Dutch football manager (born 1954)

Adrianus Cornelis "Adrie" Koster (/nl/; born 18 November 1954) is a Dutch football manager who is currently technical advisor of Willem II. He is a former winger and former manager of Ajax, Club Brugge and the Netherlands U21 team.

==Career==
He played for Roda JC (1977–79) and PSV Eindhoven (1979–83). He played his last match in the Eredivisie on 2 October 1982, replacing Jurrie Koolhof. In the following season 1983/1984 he retired from professional football as a player.

==International==
Koster obtained three caps (no goals) for the Netherlands national football team in 1978.

==Managerial career==
Three years after the end of his playing career, Koster began his managerial career. His first job was the second-tier Eerste Divisie club FC Eindhoven, where he worked as an assistant coach for a year. He then went to the Eredivisie club Willem II, where he worked alongside Piet de Visser. After the club had found itself in a relegation battle under his leadership for two seasons, Koster took over the reins as head coach. This did not bring a change, which meant that he was dismissed after barely a year in charge, and he was again replaced by De Visser in 1991.

In 1991, Koster took over as head coach for Roda JC, where he had been active as a player. Two years later, Huub Stevens took over as head coach and Koster returned to the Eerste Divisie to coach first Helmond Sport and since TOP Oss, before moving to Excelsior in 1997. Koster had his longest employment there and in 2002, he won promotion to the Eredivisie with the club. He could, however, not avoid relegation the following season, and Koster was dismissed after six years in charge. In the following season, he led VVV-Venlo to the Eerste Divisie promotion play-offs, but did not manage to achieve promotion with the club. His next coaching job was RKC Waalwijk, where Koster was dismissed after a year due to poor results in 2006.

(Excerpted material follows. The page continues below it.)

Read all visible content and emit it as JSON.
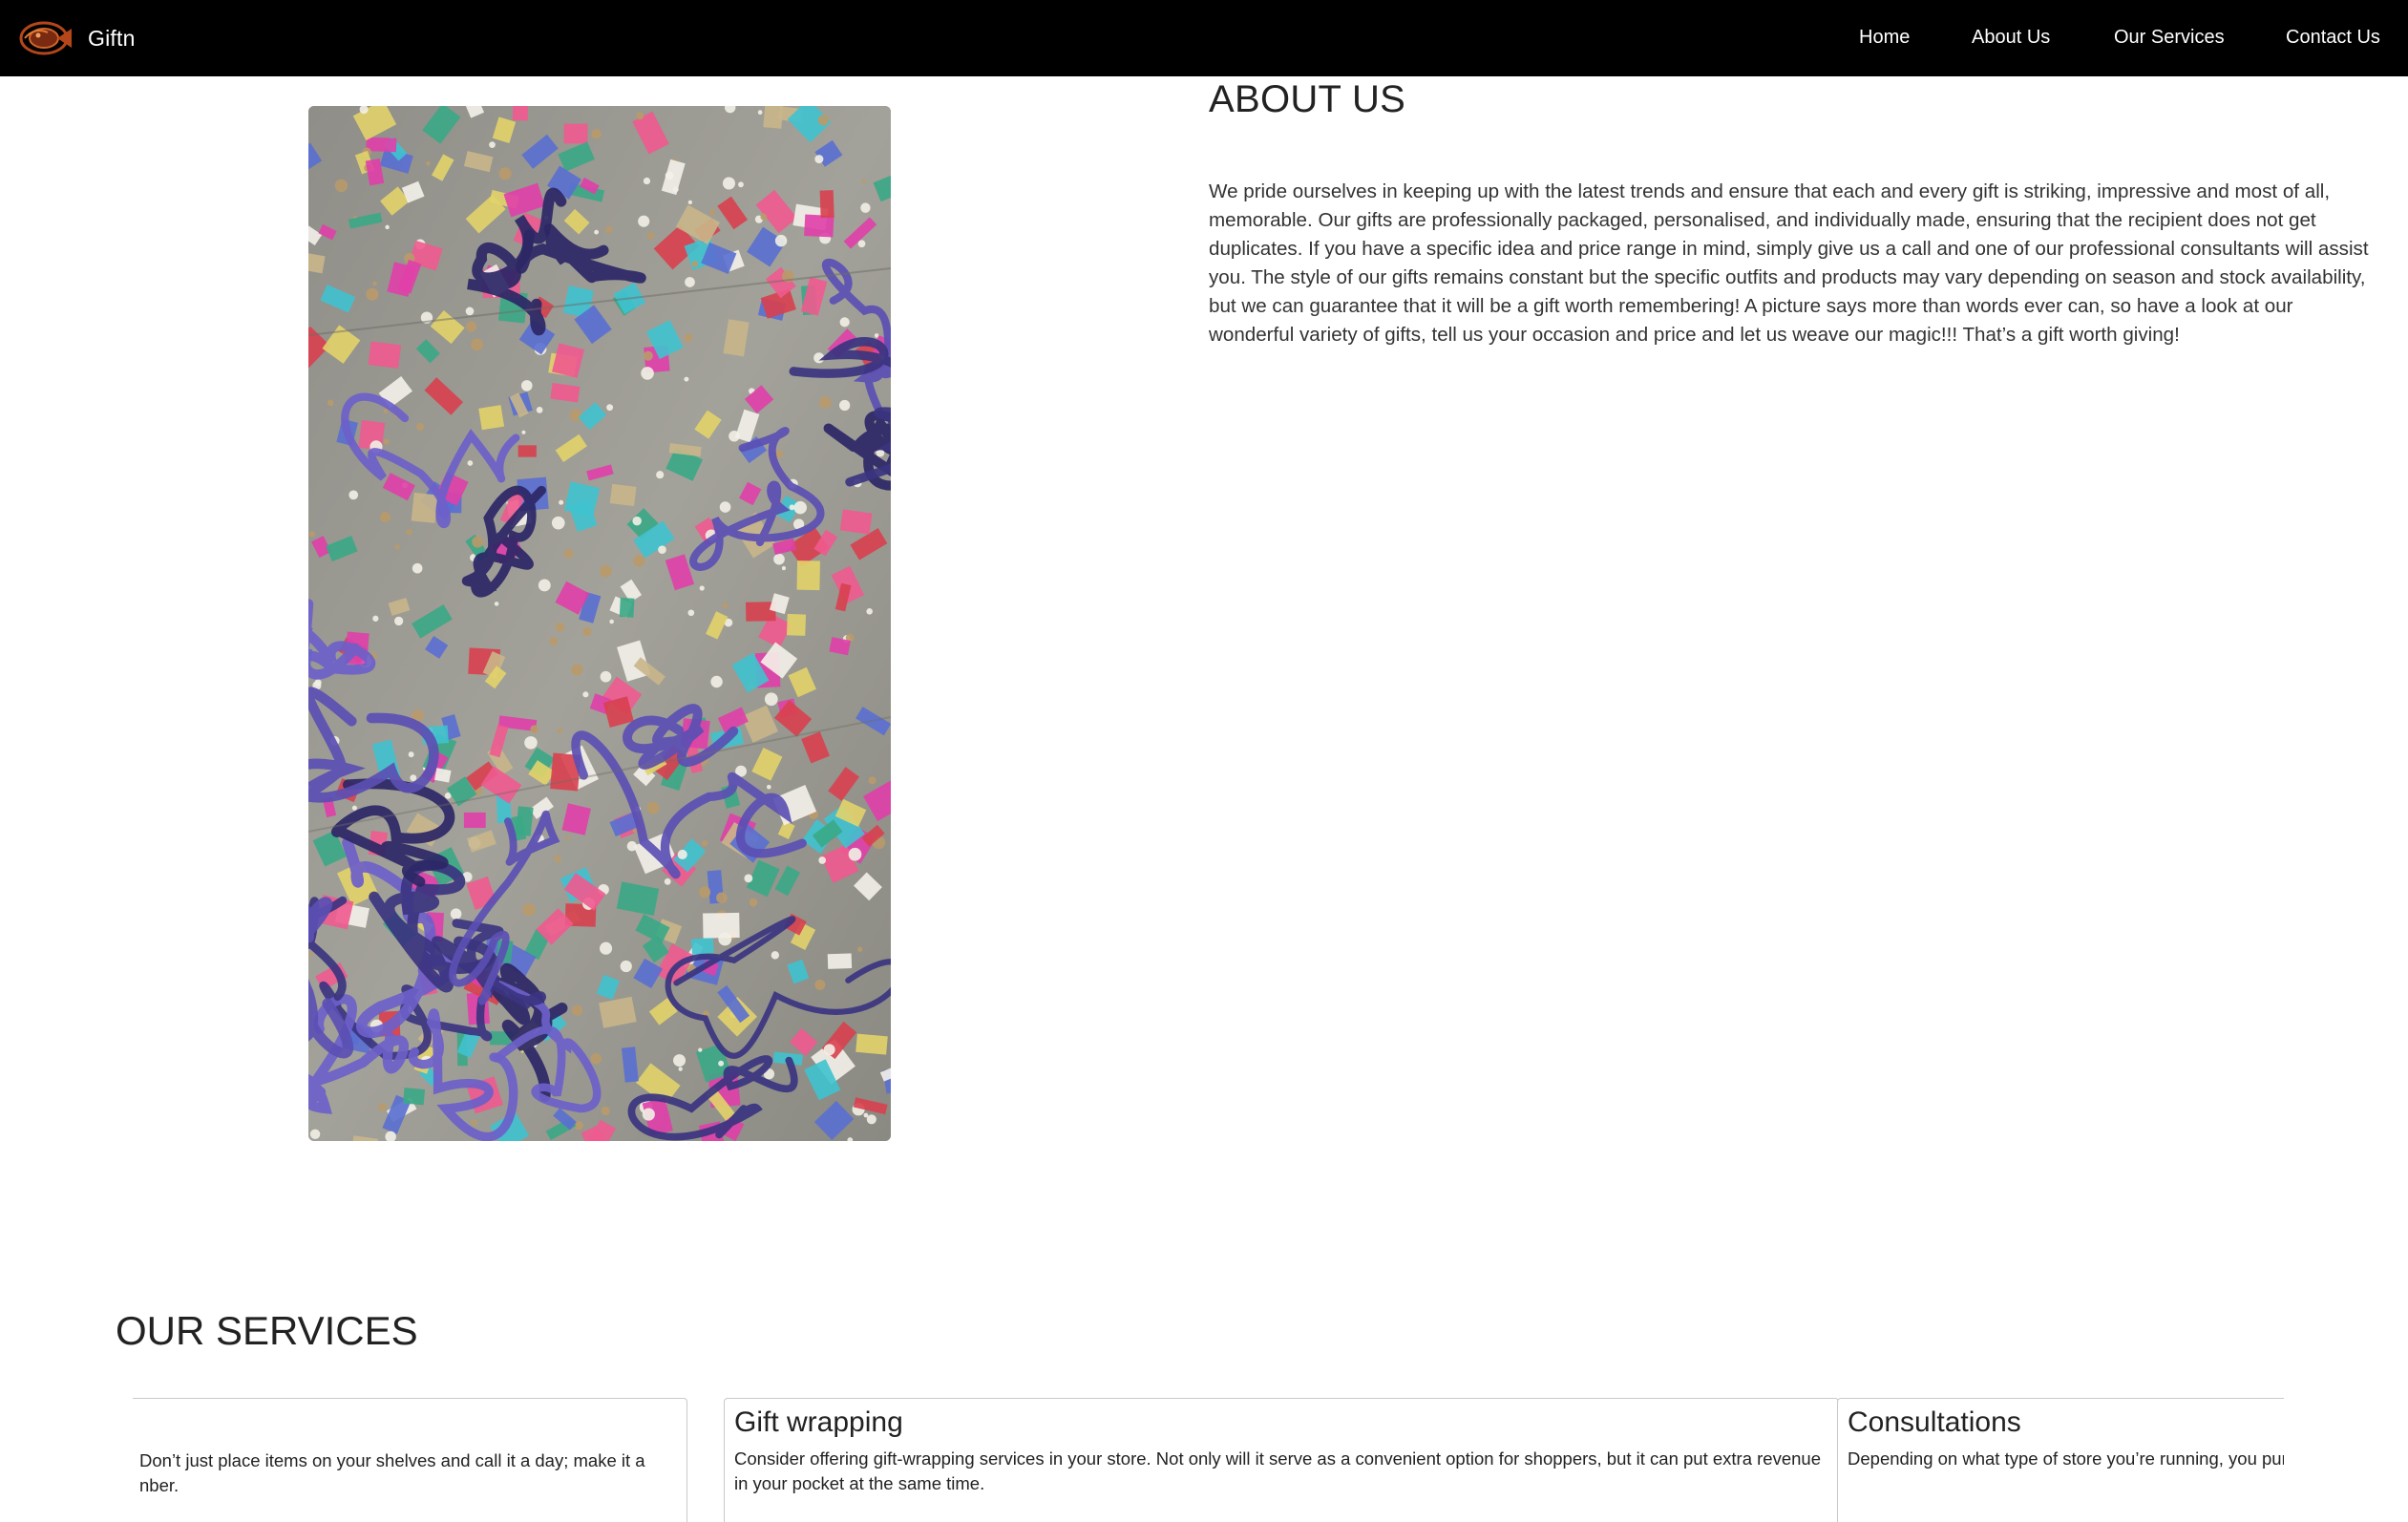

He became head of the youth academy of Ajax, and was appointed manager of the club's main squad on 9 October 2007, when Henk ten Cate went to Chelsea.

On 8 April 2009, Koster replaced Jacky Mathijssen as Club Brugge manager, with him signing a contract until the end of the season with an option for an extra season. On 25 February 2010, Koster's contract with Club Brugge was extended until the summer of 2011. He joined Beerschot following the 2011–12 season.

In June 2013, Koster signed a contract with Club Africain. Although the club was first in the league, Koster was sacked in January 2014.

In March 2014, Koster was named head coach of the Netherlands U21 team, after successfully managing the Netherlands U20 team in 2012.

On 25 November 2014, Koster started to work for VfB Stuttgart as field coach of Huub Stevens.

On 26 August 2015, Koster was appointed assistant national team coach of Saudi Arabia, where he came to work under the national coach, fellow Dutchman Bert van Marwijk.

On 1 July 2018, Koster was appointed head coach of Willem II for the second time in his career. He managed to qualify the team for the KNVB Cup final for the fourth time in club history, in which Ajax, however, proved too strong and won 0–4. Because they made the final, Willem II qualified for the UEFA Europa League for the first time since 2005. Willem II also avoided relegation in the Eredivisie.

In May 2025, Koster returned to Willem II as technical advisor.